I know you are right. I do need to stop making excuses up for him now. His traumas do not justify me having to accept another woman being so important to him. Especially one he's shared a bed with and had alot with. It can't work for either of us. Because he will always want to talk about her and he will always see me as the one with a silly issue about it. We can't see eye to eye on it.

I know more about her than I do my own friends. Somehow I know what brands of shoes she wears. Her love of candles. Her dad's a nightmare. She loves wine. She pays alot of money for her hair. Where she works. She has thousands of Facebook friends and she likes to feel popular. She loves bodyshop and he bought her a certain brand of charm bracelet and put a charm on for every memory they shared. Don't think my ex would even remember what shoes I wore and don't think he noticed if I got my hair cut

It looks as if he is using you as another stepping stone to his recovery, not as a love interest or even as a friend tbh
Kuachui · 23/09/2021 10:14

I'd walk away. Sounds like his whole life revolves around her.

Lucielockett · 23/09/2021 10:20

@EdgeOfTheSky

I think that I hoped it would settle and as we got together she would drop away. But it hasn't. I don't think he's over loosing her. He has been told through a Councillor after the split that he struggles with grief and loss. Loosing people absolutely wrecks him. It's again from deep rooted stuff from his past. So even though its over she's his comfort blanket. He likes to know she's OK. Then he feels he hasn't let her down. He cares about her still as she did alot for him.
He's told many people I'm everything he wants. He loves me. He sees us being happy. I do believe I'm the first woman he's actually thought ooo maybe I can be happy again. He's definitely getting happiness from us. There's part of me that are more positive for him than she was. So yes I believe he does want to make a go of things with us. But he has his foot in the past.

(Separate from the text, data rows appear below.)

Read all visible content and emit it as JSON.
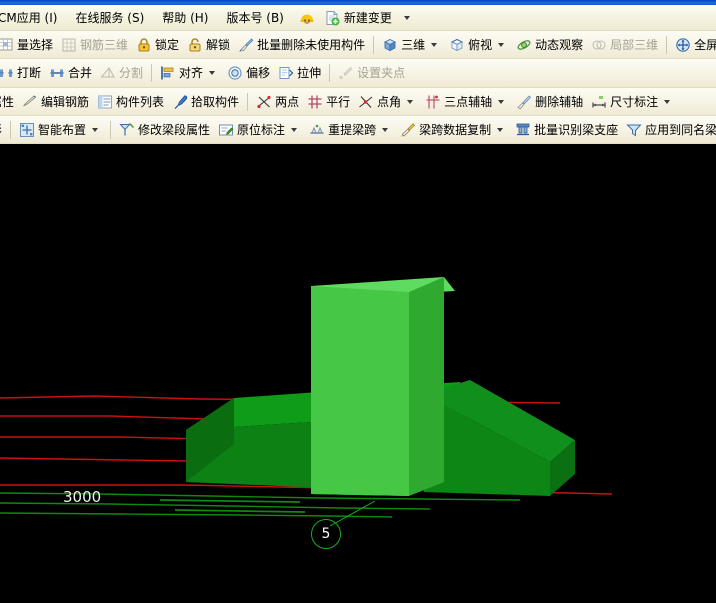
{
  "window": {
    "accent_color": "#0b3fc0",
    "toolbar_bg": "#f7f4e6",
    "viewport_bg": "#000000"
  },
  "menubar": {
    "items": [
      {
        "label": "CM应用 (I)",
        "name": "menu-bim-app"
      },
      {
        "label": "在线服务 (S)",
        "name": "menu-online-service"
      },
      {
        "label": "帮助 (H)",
        "name": "menu-help"
      },
      {
        "label": "版本号 (B)",
        "name": "menu-version"
      }
    ],
    "new_change": {
      "label": "新建变更",
      "icon": "new-document-icon"
    },
    "helmet_icon": "helmet-avatar-icon"
  },
  "toolbars": [
    {
      "name": "toolbar-row-selection",
      "items": [
        {
          "label": "量选择",
          "icon": "batch-select-icon",
          "disabled": false,
          "dropdown": false,
          "name": "batch-select-button"
        },
        {
          "label": "钢筋三维",
          "icon": "rebar-3d-icon",
          "disabled": true,
          "dropdown": false,
          "name": "rebar-3d-button"
        },
        {
          "label": "锁定",
          "icon": "lock-icon",
          "disabled": false,
          "dropdown": false,
          "name": "lock-button"
        },
        {
          "label": "解锁",
          "icon": "unlock-icon",
          "disabled": false,
          "dropdown": false,
          "name": "unlock-button"
        },
        {
          "label": "批量删除未使用构件",
          "icon": "brush-icon",
          "disabled": false,
          "dropdown": false,
          "name": "batch-delete-unused-button"
        },
        {
          "separator": true
        },
        {
          "label": "三维",
          "icon": "cube-3d-icon",
          "disabled": false,
          "dropdown": true,
          "name": "view-3d-button"
        },
        {
          "label": "俯视",
          "icon": "top-view-icon",
          "disabled": false,
          "dropdown": true,
          "name": "top-view-button"
        },
        {
          "label": "动态观察",
          "icon": "orbit-icon",
          "disabled": false,
          "dropdown": false,
          "name": "dynamic-observe-button"
        },
        {
          "label": "局部三维",
          "icon": "local-3d-icon",
          "disabled": true,
          "dropdown": false,
          "name": "local-3d-button"
        },
        {
          "separator": true
        },
        {
          "label": "全屏",
          "icon": "fullscreen-icon",
          "disabled": false,
          "dropdown": false,
          "name": "fullscreen-button"
        },
        {
          "label": "",
          "icon": "zoom-icon",
          "disabled": false,
          "dropdown": false,
          "name": "zoom-button"
        }
      ]
    },
    {
      "name": "toolbar-row-edit",
      "items": [
        {
          "label": "打断",
          "icon": "break-icon",
          "disabled": false,
          "dropdown": false,
          "name": "break-button"
        },
        {
          "label": "合并",
          "icon": "merge-icon",
          "disabled": false,
          "dropdown": false,
          "name": "merge-button"
        },
        {
          "label": "分割",
          "icon": "split-icon",
          "disabled": true,
          "dropdown": false,
          "name": "split-button"
        },
        {
          "separator": true
        },
        {
          "label": "对齐",
          "icon": "align-icon",
          "disabled": false,
          "dropdown": true,
          "name": "align-button"
        },
        {
          "label": "偏移",
          "icon": "offset-icon",
          "disabled": false,
          "dropdown": false,
          "name": "offset-button"
        },
        {
          "label": "拉伸",
          "icon": "stretch-icon",
          "disabled": false,
          "dropdown": false,
          "name": "stretch-button"
        },
        {
          "separator": true
        },
        {
          "label": "设置夹点",
          "icon": "grip-point-icon",
          "disabled": true,
          "dropdown": false,
          "name": "set-grip-point-button"
        }
      ]
    },
    {
      "name": "toolbar-row-properties",
      "items": [
        {
          "label": "属性",
          "icon": "properties-icon",
          "disabled": false,
          "dropdown": false,
          "name": "properties-button"
        },
        {
          "label": "编辑钢筋",
          "icon": "edit-rebar-icon",
          "disabled": false,
          "dropdown": false,
          "name": "edit-rebar-button"
        },
        {
          "label": "构件列表",
          "icon": "component-list-icon",
          "disabled": false,
          "dropdown": false,
          "name": "component-list-button"
        },
        {
          "label": "拾取构件",
          "icon": "pick-component-icon",
          "disabled": false,
          "dropdown": false,
          "name": "pick-component-button"
        },
        {
          "separator": true
        },
        {
          "label": "两点",
          "icon": "two-point-icon",
          "disabled": false,
          "dropdown": false,
          "name": "two-point-button"
        },
        {
          "label": "平行",
          "icon": "parallel-icon",
          "disabled": false,
          "dropdown": false,
          "name": "parallel-button"
        },
        {
          "label": "点角",
          "icon": "point-angle-icon",
          "disabled": false,
          "dropdown": true,
          "name": "point-angle-button"
        },
        {
          "label": "三点辅轴",
          "icon": "three-point-axis-icon",
          "disabled": false,
          "dropdown": true,
          "name": "three-point-axis-button"
        },
        {
          "label": "删除辅轴",
          "icon": "delete-axis-icon",
          "disabled": false,
          "dropdown": false,
          "name": "delete-axis-button"
        },
        {
          "label": "尺寸标注",
          "icon": "dimension-icon",
          "disabled": false,
          "dropdown": true,
          "name": "dimension-button"
        }
      ]
    },
    {
      "name": "toolbar-row-beam",
      "items": [
        {
          "label": "影",
          "icon": "shadow-icon",
          "disabled": false,
          "dropdown": false,
          "name": "shadow-button"
        },
        {
          "separator": true
        },
        {
          "label": "智能布置",
          "icon": "smart-layout-icon",
          "disabled": false,
          "dropdown": true,
          "name": "smart-layout-button"
        },
        {
          "separator": true
        },
        {
          "label": "修改梁段属性",
          "icon": "modify-beam-segment-icon",
          "disabled": false,
          "dropdown": false,
          "name": "modify-beam-segment-button"
        },
        {
          "label": "原位标注",
          "icon": "in-place-annotation-icon",
          "disabled": false,
          "dropdown": true,
          "name": "in-place-annotation-button"
        },
        {
          "label": "重提梁跨",
          "icon": "re-extract-span-icon",
          "disabled": false,
          "dropdown": true,
          "name": "re-extract-span-button"
        },
        {
          "label": "梁跨数据复制",
          "icon": "copy-span-data-icon",
          "disabled": false,
          "dropdown": true,
          "name": "copy-span-data-button"
        },
        {
          "label": "批量识别梁支座",
          "icon": "batch-identify-support-icon",
          "disabled": false,
          "dropdown": false,
          "name": "batch-identify-support-button"
        },
        {
          "label": "应用到同名梁",
          "icon": "apply-same-name-icon",
          "disabled": false,
          "dropdown": false,
          "name": "apply-to-same-name-beam-button"
        },
        {
          "label": "",
          "icon": "filter-icon",
          "disabled": false,
          "dropdown": false,
          "name": "filter-button"
        }
      ]
    }
  ],
  "viewport": {
    "name": "3d-model-viewport",
    "background": "#000000",
    "dimension_label": {
      "text": "3000",
      "color": "#f2f2f2"
    },
    "axis_bubble": {
      "text": "5",
      "stroke": "#1faa1f",
      "text_color": "#ffffff"
    },
    "grid_lines_color_red": "#cc1111",
    "grid_lines_color_green": "#118811",
    "model": {
      "column_color_light": "#4ec94e",
      "column_color_top": "#63e063",
      "column_color_side": "#3aad3a",
      "beam_color": "#0b8a17",
      "beam_color_dark": "#0a7a14",
      "beam_color_side": "#096b12"
    }
  }
}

I think one day she will find someone as she's 37 and perhaps will want a sex life or a relationship again. I believe when she does meet someone it will hurt him. But I think that's the point he will have to let go. I don't think she would do the same for him if she was in love again. I think she will try distance away. I think she was pressured into helping him and now she is struggling to let go herself. She's scared he will move on as she still feels they are bonded.

I have put in as much patience as I'm willing to. If he was showing signs of moving away from her by now I'd be OK. I understand the history and that he is sober now and things are going to be in his mind now that drunk him had blocked out. But enough is enough.

OP posts:
Newusernamelalala · 23/09/2021 10:25

I had a relationship with an addict who kept banging on about his last big relationship. It was pretty annoying. We had a long term relationship as well then broke up and I gather from 2 subsequent girlfriends he then didn’t stop banging on to them about me. He was an addict in recovery like your DP. I wonder if it’s something about an addictive personality and difficulty moving on or a tendency to obsess. Either way, after a while it becomes intolerable and just isn’t acceptable. I second all the advice to move on

DrManhattan · 23/09/2021 10:25

Hes still in love with her. If she wanted him back he would drop you and go running.
Just end it. Its not going to do your confidence any good living like this.